The efficacy of the damage visualization has been evaluated using the prior knowledge of the location of artificial damages and the sensitivity–specificity relationship as outlined in Ref. [33]. The specificity and sensitivity of damage localization and detection were determined for each visualized damage, based on the true known location of the damage. The diagnostic images created with different DIs were evaluated by histogram binarization, with 300 threshold points employed for this purpose. Subsequently, receiver operating characteristic curves (ROC) were generated by plotting the true positive ratio against the false positive ratio. The ROC curves for the DIs highlighted in Figs. 14 and 15 are shown in Figs. 12 and 13, respectively. These curves are exemplary and demonstrate high diagnostic reliability. In order to obtain a quantitative value for the performance of defect detection and localization, the area under ROC curve (AUC-ROC) was considered as a measure of performance for each DI and artificial defect case. The results of the evaluation for all 15 DIs in relation to eight different artificial damage variations are displayed in Fig. 16. The variations in excitation frequency and boundary conditions are indicated by different shapes. When comparing the performance of all DIs under varying experimental conditions, it is evident that there is an almost constant value (80%) of damage detectability and localisability for CCMPD, FAUC, and VAR, which is independent of the current test conditions.

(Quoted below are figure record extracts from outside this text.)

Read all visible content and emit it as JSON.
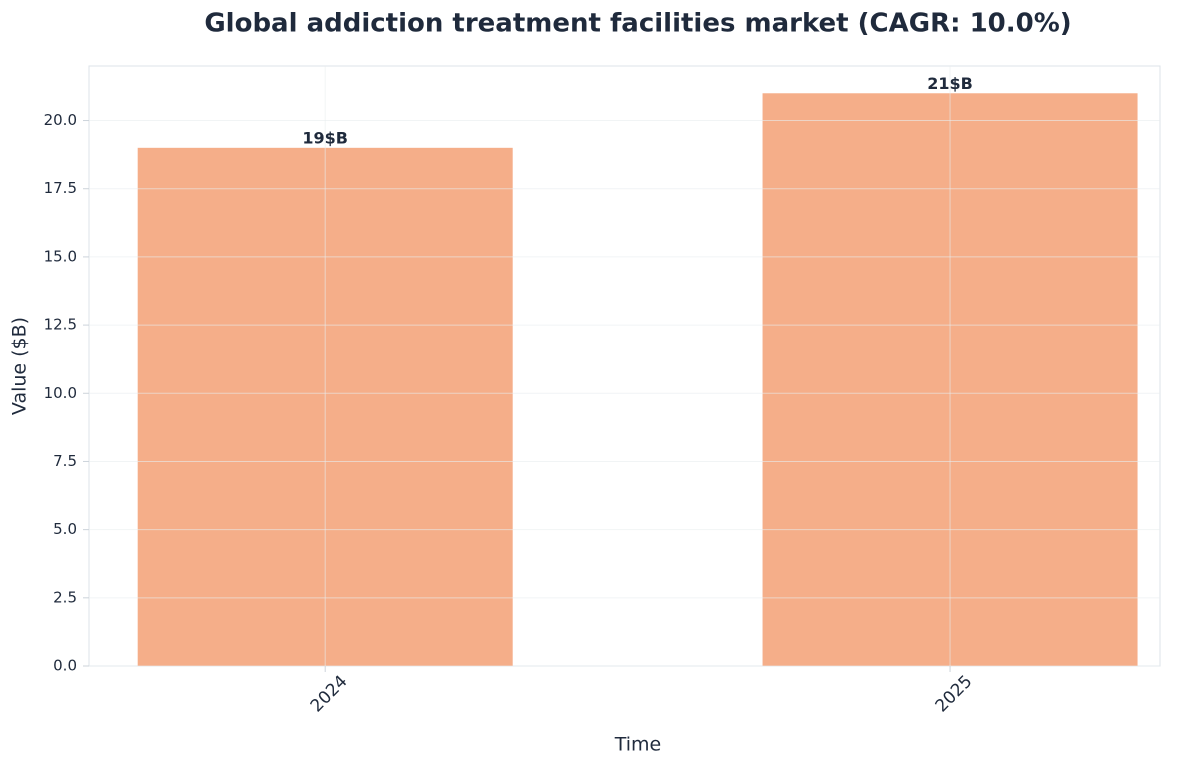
{
  "chart_data": {
    "type": "bar",
    "title": "Global addiction treatment facilities market (CAGR: 10.0%)",
    "x_label": "Time",
    "y_label": "Value ($B)",
    "categories": [
      "2024",
      "2025"
    ],
    "values": [
      19,
      21
    ],
    "value_labels": [
      "19$B",
      "21$B"
    ],
    "color": "#f5ae89",
    "ylim": [
      0,
      22
    ],
    "yticks": [
      {
        "value": 0,
        "label": "0.0"
      },
      2.5,
      {
        "value": 5,
        "label": "5.0"
      },
      7.5,
      {
        "value": 10,
        "label": "10.0"
      },
      12.5,
      {
        "value": 15,
        "label": "15.0"
      },
      17.5,
      {
        "value": 20,
        "label": "20.0"
      }
    ],
    "grid": true
  }
}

A fundamental aspect of the design of a sensor network for damage detection and localization within the COPV was the comprehension of the characteristics of GWs. The data revealed the presence of multiple wave modes, with two dominant modes exhibiting different speeds. A significant discovery was the constant phase velocity, which remained unaffected by direction. This led to the assumption that orthotropy has a reduced impact on wave propagation, which in turn simplifies data processing for damage identification. The sensitivity and attenuation behavior of these modes were subjected to close examination. Ultimately, a sensor network was constructed to provide full coverage of the structure under investigation, based on the previously acquired knowledge regarding wave propagation within the COPV.

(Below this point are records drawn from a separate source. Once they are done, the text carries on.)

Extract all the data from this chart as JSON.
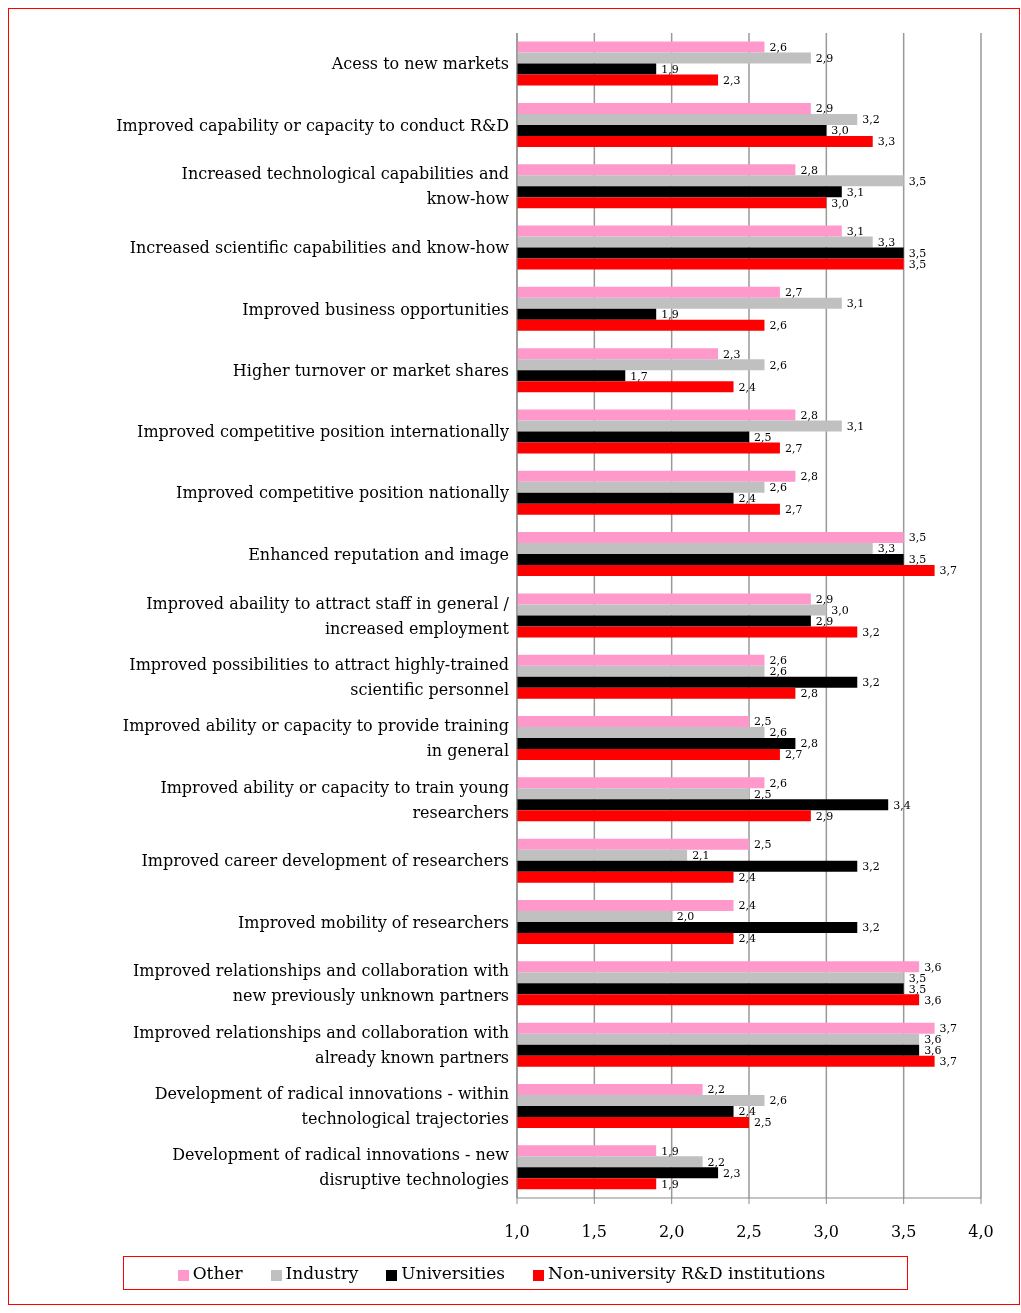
{
  "chart_data": {
    "type": "bar",
    "orientation": "horizontal",
    "categories": [
      "Acess to new markets",
      "Improved capability or capacity to conduct R&D",
      "Increased technological capabilities and know-how",
      "Increased scientific capabilities and know-how",
      "Improved business opportunities",
      "Higher turnover or market shares",
      "Improved competitive position internationally",
      "Improved competitive position nationally",
      "Enhanced reputation and image",
      "Improved abaility to attract staff in general / increased employment",
      "Improved possibilities to attract highly-trained scientific personnel",
      "Improved ability or capacity to provide training in general",
      "Improved ability or capacity to train young researchers",
      "Improved career development of researchers",
      "Improved mobility of researchers",
      "Improved relationships and collaboration with new previously unknown partners",
      "Improved relationships and collaboration with already known partners",
      "Development of radical innovations - within technological trajectories",
      "Development of radical innovations - new disruptive technologies"
    ],
    "series": [
      {
        "name": "Other",
        "color": "#ff99cc",
        "values": [
          2.6,
          2.9,
          2.8,
          3.1,
          2.7,
          2.3,
          2.8,
          2.8,
          3.5,
          2.9,
          2.6,
          2.5,
          2.6,
          2.5,
          2.4,
          3.6,
          3.7,
          2.2,
          1.9
        ],
        "value_labels": [
          "2,6",
          "2,9",
          "2,8",
          "3,1",
          "2,7",
          "2,3",
          "2,8",
          "2,8",
          "3,5",
          "2,9",
          "2,6",
          "2,5",
          "2,6",
          "2,5",
          "2,4",
          "3,6",
          "3,7",
          "2,2",
          "1,9"
        ]
      },
      {
        "name": "Industry",
        "color": "#c0c0c0",
        "values": [
          2.9,
          3.2,
          3.5,
          3.3,
          3.1,
          2.6,
          3.1,
          2.6,
          3.3,
          3.0,
          2.6,
          2.6,
          2.5,
          2.1,
          2.0,
          3.5,
          3.6,
          2.6,
          2.2
        ],
        "value_labels": [
          "2,9",
          "3,2",
          "3,5",
          "3,3",
          "3,1",
          "2,6",
          "3,1",
          "2,6",
          "3,3",
          "3,0",
          "2,6",
          "2,6",
          "2,5",
          "2,1",
          "2,0",
          "3,5",
          "3,6",
          "2,6",
          "2,2"
        ]
      },
      {
        "name": "Universities",
        "color": "#000000",
        "values": [
          1.9,
          3.0,
          3.1,
          3.5,
          1.9,
          1.7,
          2.5,
          2.4,
          3.5,
          2.9,
          3.2,
          2.8,
          3.4,
          3.2,
          3.2,
          3.5,
          3.6,
          2.4,
          2.3
        ],
        "value_labels": [
          "1,9",
          "3,0",
          "3,1",
          "3,5",
          "1,9",
          "1,7",
          "2,5",
          "2,4",
          "3,5",
          "2,9",
          "3,2",
          "2,8",
          "3,4",
          "3,2",
          "3,2",
          "3,5",
          "3,6",
          "2,4",
          "2,3"
        ]
      },
      {
        "name": "Non-university R&D institutions",
        "color": "#ff0000",
        "values": [
          2.3,
          3.3,
          3.0,
          3.5,
          2.6,
          2.4,
          2.7,
          2.7,
          3.7,
          3.2,
          2.8,
          2.7,
          2.9,
          2.4,
          2.4,
          3.6,
          3.7,
          2.5,
          1.9
        ],
        "value_labels": [
          "2,3",
          "3,3",
          "3,0",
          "3,5",
          "2,6",
          "2,4",
          "2,7",
          "2,7",
          "3,7",
          "3,2",
          "2,8",
          "2,7",
          "2,9",
          "2,4",
          "2,4",
          "3,6",
          "3,7",
          "2,5",
          "1,9"
        ]
      }
    ],
    "xlim": [
      1,
      4
    ],
    "xticks": [
      {
        "value": 1,
        "label": "1,0"
      },
      {
        "value": 1.5,
        "label": "1,5"
      },
      {
        "value": 2,
        "label": "2,0"
      },
      {
        "value": 2.5,
        "label": "2,5"
      },
      {
        "value": 3,
        "label": "3,0"
      },
      {
        "value": 3.5,
        "label": "3,5"
      },
      {
        "value": 4,
        "label": "4,0"
      }
    ],
    "grid": "x",
    "legend": "bottom"
  }
}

The robustness of the network was evaluated through the introduction of artificial damages created by the gluing of weight blocks, which resulted in localized changes in stiffness on the surface of the COPV. A total of eight distinct case scenarios were subjected to measurement in order to obtain a comprehensive multi-layered test data set, which varied factors such as damage size, location, boundary conditions, and excitation frequency. The data were analyzed using the RAPID approach, which employed 15 different DIs and both ultrasonic and time-series features. Overall, the sensor network demonstrated the capacity to effectively detect and localize damage, although the sensitivity of the DIs exhibited variability contingent on the specific experimental conditions. In order to obtain a quantitative metric regarding the effectiveness of the detection performance, the AUC-ROC was considered for each DI. This resulted in the conclusion that artificial damages are most effectively detected using indices such as VAR, CCMPD, or FAUC.

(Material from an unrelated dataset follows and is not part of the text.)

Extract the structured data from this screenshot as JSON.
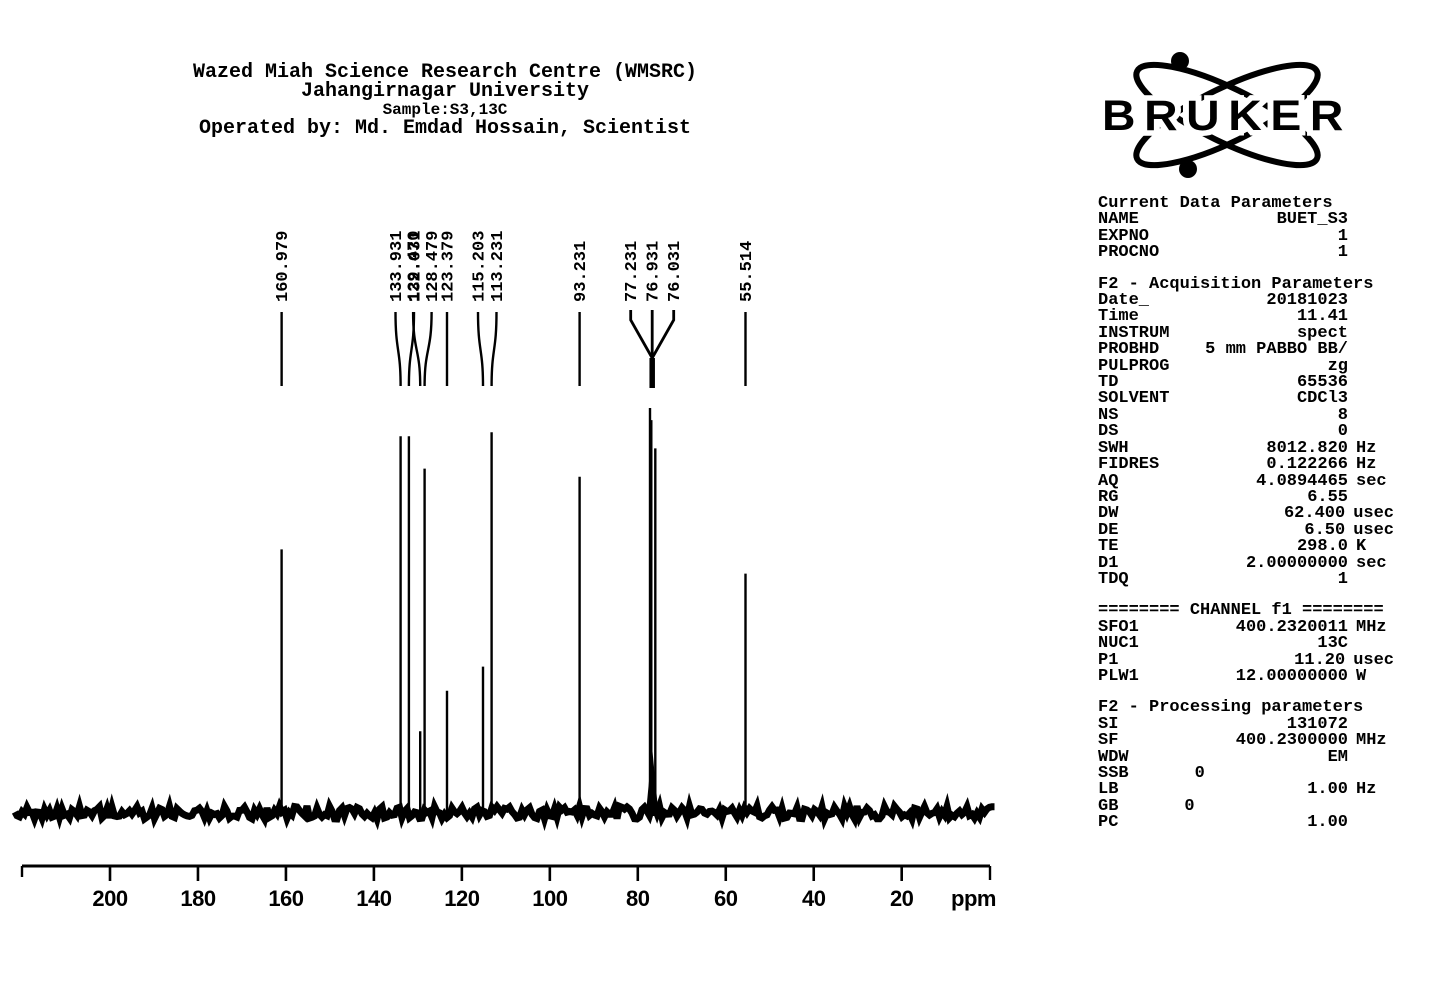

It is possible that real defects, such as delamination or impact damage, may display different characteristics with regard to damage detection and GW feature relationships. In order to facilitate the selection process for DI, it would be beneficial to employ additional quantitative evaluation metrics, such as the AUC-ROC.

The authors acknowledge funding from the German Ministry of Economic Affairs and Climate Actions within the QI-Digital initiative.

There are no conflicts of interest.

The datasets generated and supporting the findings of this article are obtainable from the corresponding author upon reasonable request.